Para o Censo Demográfico e o concurso IBGE acontecerem em 2022, o órgão informou que precisará de mais dinheiro do que o previsto.

O novo concurso IBGE (Instituto Brasileiro de Geografia e Estatística) depende da realização do Censo 2022 para acontecer. Entretanto, o órgão confirmou ao Supremo Tribunal Federal (STF) que o orçamento de R$ 2 bilhões previsto pelo governo para a pesquisa não será suficiente.

Em comunicado, o Instituto afirmou que precisará de  informando a verba necessária para o Censo 2022. De acordo com o que o órgão informou ao ministro Gilmar Mendes, o levantamento demográfico requer R$ 2,293 bilhões para ocorrer.

O IBGE disse esperar que “o Executivo e o Legislativo, em conjunto, garantam os recursos necessários para cumprir sua missão institucional de realizar o Censo em 2022, conforme determinado pelo Judiciário”.

AGU defende o orçamento de R$ 2 bilhões

Gilmar Mendes chegou a ser alertado pelo governo do Maranhão que a verba prevista estaria descumprindo ordem da Corte para realizar o Censo em 2022. Sobre isso, a Advocacia-Geral da União (AGU) não existem razões para afirmar que os R$ 2 bilhões serão insuficientes.

No Orçamento 2022, “foi preciso levar em consideração todas as dificuldades do cenário fiscal brasileiro, notoriamente afetado pelos efeitos da pandemia” pontuou o órgão.
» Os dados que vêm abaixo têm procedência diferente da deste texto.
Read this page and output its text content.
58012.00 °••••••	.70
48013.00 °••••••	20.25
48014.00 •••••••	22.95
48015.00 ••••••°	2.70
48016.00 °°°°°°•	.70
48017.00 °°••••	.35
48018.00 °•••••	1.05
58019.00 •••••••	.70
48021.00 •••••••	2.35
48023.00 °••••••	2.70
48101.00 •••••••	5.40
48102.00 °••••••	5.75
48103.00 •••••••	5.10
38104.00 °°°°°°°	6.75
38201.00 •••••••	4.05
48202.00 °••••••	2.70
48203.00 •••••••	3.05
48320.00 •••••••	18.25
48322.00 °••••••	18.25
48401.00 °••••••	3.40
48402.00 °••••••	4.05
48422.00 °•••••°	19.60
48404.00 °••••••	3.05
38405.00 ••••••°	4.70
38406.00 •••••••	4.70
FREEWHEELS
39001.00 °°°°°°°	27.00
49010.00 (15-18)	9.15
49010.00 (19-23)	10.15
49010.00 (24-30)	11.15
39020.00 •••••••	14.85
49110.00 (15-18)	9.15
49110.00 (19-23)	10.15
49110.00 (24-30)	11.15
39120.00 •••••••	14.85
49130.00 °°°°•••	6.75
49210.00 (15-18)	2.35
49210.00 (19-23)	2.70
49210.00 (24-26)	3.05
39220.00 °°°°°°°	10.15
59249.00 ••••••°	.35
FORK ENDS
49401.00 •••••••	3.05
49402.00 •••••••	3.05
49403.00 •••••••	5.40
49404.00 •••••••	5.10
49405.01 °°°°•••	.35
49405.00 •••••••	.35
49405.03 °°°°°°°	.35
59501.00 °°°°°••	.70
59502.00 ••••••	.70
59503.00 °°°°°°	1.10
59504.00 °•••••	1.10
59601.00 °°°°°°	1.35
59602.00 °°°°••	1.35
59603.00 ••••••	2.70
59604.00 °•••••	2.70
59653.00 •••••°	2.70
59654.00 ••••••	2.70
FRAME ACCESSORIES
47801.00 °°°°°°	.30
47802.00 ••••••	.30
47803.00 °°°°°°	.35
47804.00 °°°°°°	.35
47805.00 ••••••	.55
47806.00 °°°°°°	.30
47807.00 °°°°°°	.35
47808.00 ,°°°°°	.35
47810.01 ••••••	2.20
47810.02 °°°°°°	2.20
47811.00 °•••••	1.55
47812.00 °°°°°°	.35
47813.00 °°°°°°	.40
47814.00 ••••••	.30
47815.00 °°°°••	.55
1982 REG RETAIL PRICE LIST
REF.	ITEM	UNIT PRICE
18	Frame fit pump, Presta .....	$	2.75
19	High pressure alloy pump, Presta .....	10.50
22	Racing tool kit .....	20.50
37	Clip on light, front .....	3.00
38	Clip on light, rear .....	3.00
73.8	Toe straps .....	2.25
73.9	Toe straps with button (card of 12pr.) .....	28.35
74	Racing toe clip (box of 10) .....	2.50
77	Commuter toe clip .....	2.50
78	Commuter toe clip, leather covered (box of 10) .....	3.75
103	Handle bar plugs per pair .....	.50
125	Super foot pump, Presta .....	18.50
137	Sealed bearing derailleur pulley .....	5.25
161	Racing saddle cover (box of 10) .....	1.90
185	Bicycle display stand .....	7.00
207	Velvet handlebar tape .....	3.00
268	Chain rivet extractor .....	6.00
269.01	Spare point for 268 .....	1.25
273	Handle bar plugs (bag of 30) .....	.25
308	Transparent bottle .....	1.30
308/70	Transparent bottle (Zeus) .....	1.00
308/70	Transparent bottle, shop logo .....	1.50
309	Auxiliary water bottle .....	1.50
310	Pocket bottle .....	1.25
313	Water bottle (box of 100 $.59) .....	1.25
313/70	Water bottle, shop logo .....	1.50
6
Então, o ministro deu um prazo de 10 dias para o IBGE informar o valor necessário.

Há grande expectativa na realização do Censo 2022 e, junto com ele, o concurso IBGE. A seleção deve contratar servidores temporários em todo o país para realizar as pesquisas presenciais.

Concurso IBGE e Censo já foram adiados duas vezes

Tanto o certame como a pesquisa deveriam ter acontecido em 2020, mas foram adiados por causa da pandemia de COVID-19. Depois, em 2021, o órgão lançou edital por meio do Cebraspe (banca organizadora) e chegou a realizar inscrições.

No entanto, o governo federal resolveu suspender o concurso IBGE e o Censo Demográfico mais uma vez. A justificativa foi a mesma do ano anterior. O novo cancelamento gerou descontentamento entre os diretores do Instituto.

De acordo com a lei, a pesquisa deve acontecer uma vez a cada 10 anos. Dessa forma, é possível verificar quais políticas públicas devem ser implementadas em cada parte do país para melhor desenvolvimento.